There are two factors that stand out for me on why protection is sold less than other financial services products. These are the underwriting process and the remuneration structure, both of which are inextricably linked.
Underwriting is uncertain, both in elapse time and end result, yet is central to any client recommendation of cover and insurer. A whole of market adviser must give their advice after an analysis of the underwritten terms of a sufficiently large number of insurers. Whilst it is known that the quick quote will increase for 25 per cent or more clients, it is often unclear who will be affected, especially for older clients with normal health disclosures.
In a shrinking market insurers have tried to retain new business by sharpening premiums, in part paid for by tightening their ordinary rates criteria. If all other things were the same, which they are not, the cheapest quick quote insurer would rate more applicants. To overcome this uncertainty, advisers need to make pre-underwriting calls before they can recommend an insurer.
Whilst I am a strong advocate of commission, it is a blunt remuneration model. For some clients commission may be disproportionately high, such as a large case with no health issues, while for others it may be insufficient or nil: those with a protracted application process, rates terms not taken up, or declined.
Protection can be “hit and miss”, both in remuneration and client experience.
With indemnity commission in particular it is hard to build adviser business value. Clawback, which is not in the adviser’s control, is value destroying, and the low level of renewal commission does not generate a meaningful future revenue stream.
From conversations with many advisers, I conclude that protection is a marginally profitable business line, where the sales time and uncertainty can outweigh the rewards. If protection is to be more than a social good, it must allow the adviser to make money, reinforce their client relationships and build longer-term enterprise value.
There are two things that can be done:
- Increase commission and reshape the remuneration model
- Reduce application costs and uncertainty
Commission terms have been creeping up year-on-year. Whilst higher commission should increase sales, the impact depends on the relative risks and profitability versus alternative adviser activities. In some cases, higher commission may drive up lead costs and negate the overall increase in profits.
The indemnity/renewal structure is anachronistic. I have long been an advocate of lower indemnity commission, say 100 per cent, sufficient to cover the adviser’s acquisition expenses and earned more rapidly, plus significantly higher renewal commission paid earlier, say 15 per cent from month 13. In my view this would align insurer and adviser interest and builds long-term adviser enterprise value.
However, increasing commission is not my preferred option. We first need to remove sales inefficiencies; otherwise the adviser business model is vulnerable to more efficient competitors.

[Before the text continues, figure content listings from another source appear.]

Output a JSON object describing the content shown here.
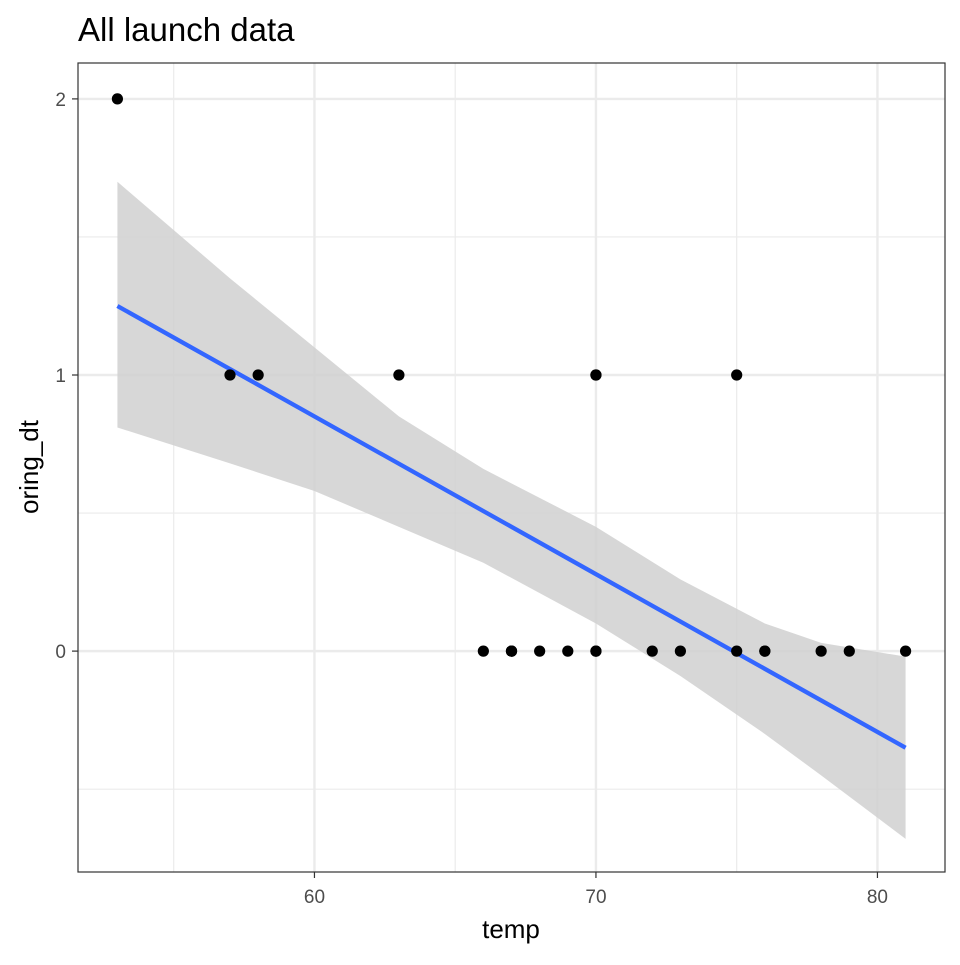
{
  "chart_data": {
    "type": "scatter",
    "title": "All launch data",
    "xlabel": "temp",
    "ylabel": "oring_dt",
    "xlim": [
      51.6,
      82.4
    ],
    "ylim": [
      -0.8,
      2.13
    ],
    "x_ticks": [
      60,
      70,
      80
    ],
    "x_tick_labels": [
      "60",
      "70",
      "80"
    ],
    "x_minor": [
      55,
      65,
      75
    ],
    "y_ticks": [
      0,
      1,
      2
    ],
    "y_tick_labels": [
      "0",
      "1",
      "2"
    ],
    "y_minor": [
      -0.5,
      0.5,
      1.5
    ],
    "grid": true,
    "points": [
      {
        "x": 53,
        "y": 2
      },
      {
        "x": 57,
        "y": 1
      },
      {
        "x": 58,
        "y": 1
      },
      {
        "x": 63,
        "y": 1
      },
      {
        "x": 66,
        "y": 0
      },
      {
        "x": 67,
        "y": 0
      },
      {
        "x": 67,
        "y": 0
      },
      {
        "x": 67,
        "y": 0
      },
      {
        "x": 68,
        "y": 0
      },
      {
        "x": 69,
        "y": 0
      },
      {
        "x": 70,
        "y": 0
      },
      {
        "x": 70,
        "y": 0
      },
      {
        "x": 70,
        "y": 1
      },
      {
        "x": 70,
        "y": 1
      },
      {
        "x": 72,
        "y": 0
      },
      {
        "x": 73,
        "y": 0
      },
      {
        "x": 75,
        "y": 0
      },
      {
        "x": 75,
        "y": 1
      },
      {
        "x": 76,
        "y": 0
      },
      {
        "x": 76,
        "y": 0
      },
      {
        "x": 78,
        "y": 0
      },
      {
        "x": 79,
        "y": 0
      },
      {
        "x": 81,
        "y": 0
      }
    ],
    "trend_line": {
      "method": "linear",
      "x": [
        53,
        81
      ],
      "y": [
        1.25,
        -0.35
      ],
      "color": "#3366ff"
    },
    "confidence_band": {
      "x": [
        53,
        57,
        60,
        63,
        66,
        70,
        73,
        76,
        78,
        81
      ],
      "lower": [
        0.81,
        0.68,
        0.58,
        0.45,
        0.32,
        0.1,
        -0.09,
        -0.3,
        -0.45,
        -0.68
      ],
      "upper": [
        1.7,
        1.35,
        1.1,
        0.85,
        0.66,
        0.45,
        0.26,
        0.1,
        0.03,
        -0.02
      ],
      "color": "#d0d0d0"
    },
    "point_color": "#000000",
    "gridline_color": "#ebebeb"
  }
}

The second option is a more effective sales process. Whilst insurers have taken unilateral action to improve their online processes, alone these do not address the responsibility advisers have to compare underwritten terms. Effective digital technology can replace these manual adviser processes, with a single online application that connects with multiple insurers to provide fully underwritten “buy now” terms, or “indicative” terms and next steps. This step change technology would provide an easy and transparent buying process that significantly reduces sales complexity, costs and client surprises.

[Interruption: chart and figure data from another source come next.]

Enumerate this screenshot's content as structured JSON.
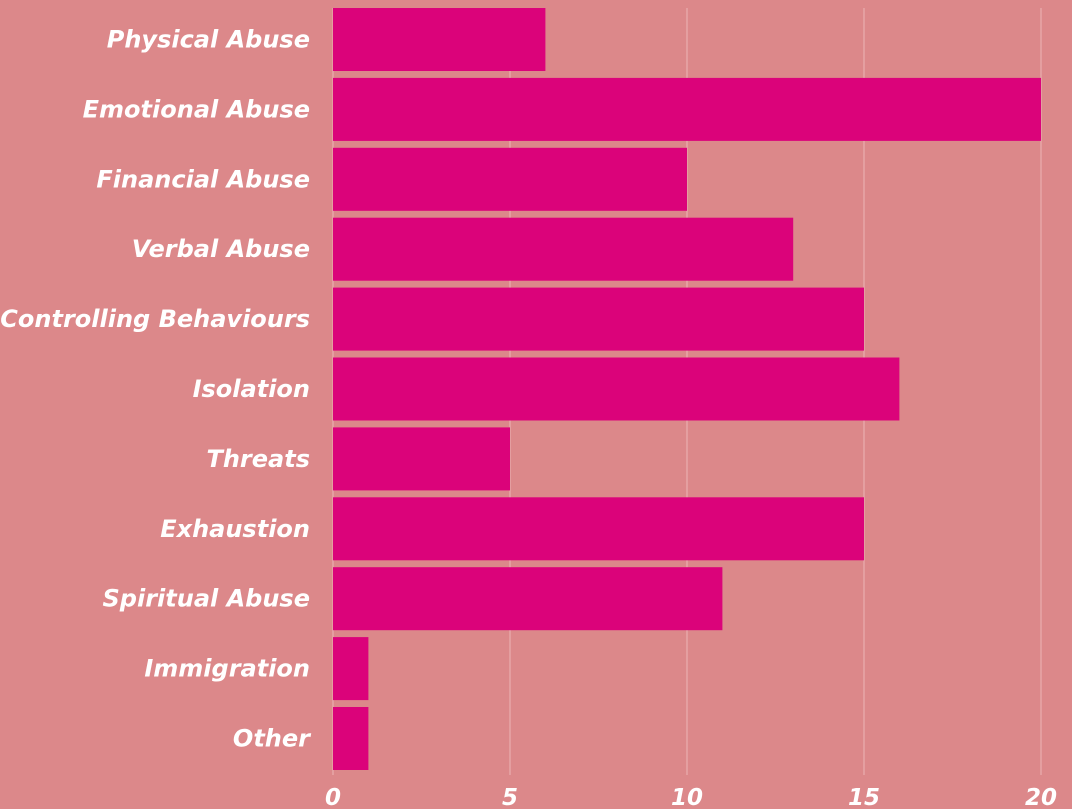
{
  "colors": {
    "background": "#dc888a",
    "bar": "#db037a",
    "grid": "#e8aeb0",
    "text": "#ffffff"
  },
  "chart_data": {
    "type": "bar",
    "orientation": "horizontal",
    "categories": [
      "Physical Abuse",
      "Emotional Abuse",
      "Financial Abuse",
      "Verbal Abuse",
      "Controlling Behaviours",
      "Isolation",
      "Threats",
      "Exhaustion",
      "Spiritual Abuse",
      "Immigration",
      "Other"
    ],
    "values": [
      6,
      20,
      10,
      13,
      15,
      16,
      5,
      15,
      11,
      1,
      1
    ],
    "xlim": [
      0,
      20
    ],
    "xticks": [
      "0",
      "5",
      "10",
      "15",
      "20"
    ],
    "grid": "vertical",
    "legend": "none",
    "title": "",
    "xlabel": "",
    "ylabel": ""
  }
}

There is an alternative, which is single-tie, so that the sales complexities and costs of using multiple insurers are removed. However, this restricts client choice and runs against the grain of most advisers.
In summary, insurers need to recognise that compared with other financial services products protection is significantly less attractive. Underwriting surprises and delays impact on between a quarter and a half of adviser clients, which makes profitability uncertain, and can strain relationships. Invariably unilateral insurer action accentuates the problems. We need to increase adviser confidence that protection can enhance their client relations, secure attractive profits and build long-term enterprise value. Insurers need to review the commission model, and use technology to make the buying experience more rewarding for advisers and their clients.